Foto: Fabian von Poser

Früchte des Vulkans

Von FABIAN von POSER
Foto: Fabian von Poser

13. April 2020 · Auf der Insel Neubritannien vor Papua-Neuguinea graben die Einheimischen seit Generationen die Eier des Großfußhuhns aus dem Vulkansand aus, weil sie als Delikatesse gelten. Ungefährlich ist das nicht.

A n manchen Tagen ist das Glück ein Ei. Ein ziemlich großes sogar. Chris Simon kniet im braunen Vulkansand und stochert mit dem Spaten in einer drei Meter tiefen Grube. Sein Körper ist mit einer klebrigen Masse überzogen: Sand, Bimsstein, Schweiß.

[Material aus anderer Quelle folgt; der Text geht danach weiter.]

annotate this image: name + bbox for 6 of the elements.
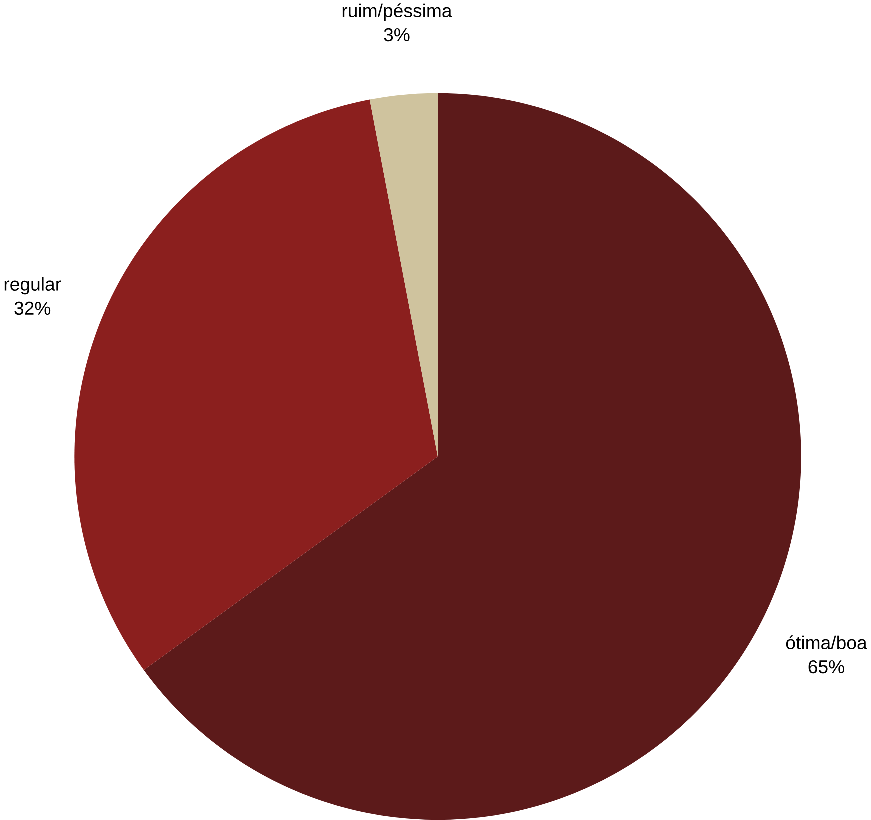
data-label: 3% bbox=[384, 28, 410, 42]
data-label: 65% bbox=[808, 660, 844, 674]
slice-label: ótima/boa bbox=[786, 636, 868, 650]
slice-label: regular bbox=[4, 277, 62, 295]
slice-label: ruim/péssima bbox=[342, 4, 452, 22]
data-label: 32% bbox=[14, 302, 51, 316]
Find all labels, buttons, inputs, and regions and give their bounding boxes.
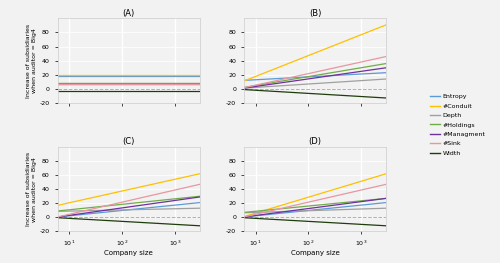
Legend: Entropy, #Conduit, Depth, #Holdings, #Managment, #Sink, Width: Entropy, #Conduit, Depth, #Holdings, #Ma…	[430, 94, 486, 156]
Title: (D): (D)	[308, 137, 322, 146]
Title: (B): (B)	[309, 9, 322, 18]
Title: (A): (A)	[122, 9, 135, 18]
X-axis label: Company size: Company size	[104, 250, 153, 256]
Y-axis label: Increase of subsidiaries
when auditor = Big4: Increase of subsidiaries when auditor = …	[26, 24, 37, 98]
Y-axis label: Increase of subsidiaries
when auditor = Big4: Increase of subsidiaries when auditor = …	[26, 152, 37, 226]
Title: (C): (C)	[122, 137, 135, 146]
X-axis label: Company size: Company size	[290, 250, 340, 256]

Wie Pockennarben überziehen die Löcher der Eiersucher den Hang. Der Wind trägt beißenden Schwefelgeruch heran. Das Thermometer zeigt 34 Grad. In Simons Erdloch ist es noch heißer. „Der Vulkan“, sagt der 36-Jährige. Schicht für Schicht dringt Simon in die Tiefe vor. Wie ein Chirurg seziert er das Erdreich. Es ist so weich wie eben erst umgegraben. Ein gutes Zeichen, denn das verspricht einen Fund. Als er endlich den Kopf aus der Grube hebt, schwarzer Vulkansand aus seinem krausen Bart rieselt, hält er etwas Ovales ins Tageslicht: ein Ei. Es ist deutlich größer als ein Hühnerei, vielleicht zweimal so groß, und irgendwie länglicher. Aber als Ei ist es gut zu erkennen.

Ei, Ei, Ei, Eigelb: Die Eier der Großfußhühner bestehen zu einem Großteil aus Dotter. Foto: Fabian von Poser



Auf der Insel Neubritannien lebt eines der skurrilsten Geschöpfe überhaupt: In den frühen Morgenstunden, wenn die Sonne noch nicht über den Horizont geklettert ist, buddelt das Großfußhuhn, das die Einheimischen „ngiok“ nennen, ein bis zu drei Meter tiefes Loch in den Vulkansand. Exakt so tief, dass der Sand die Temperatur von 33 Grad hat. Ist der ideale Ort gefunden, legt das Huhn sein Ei zum Ausbrüten am Ende des Tunnels ab und bedeckt es mit Sand. Dann übernimmt der Vulkan.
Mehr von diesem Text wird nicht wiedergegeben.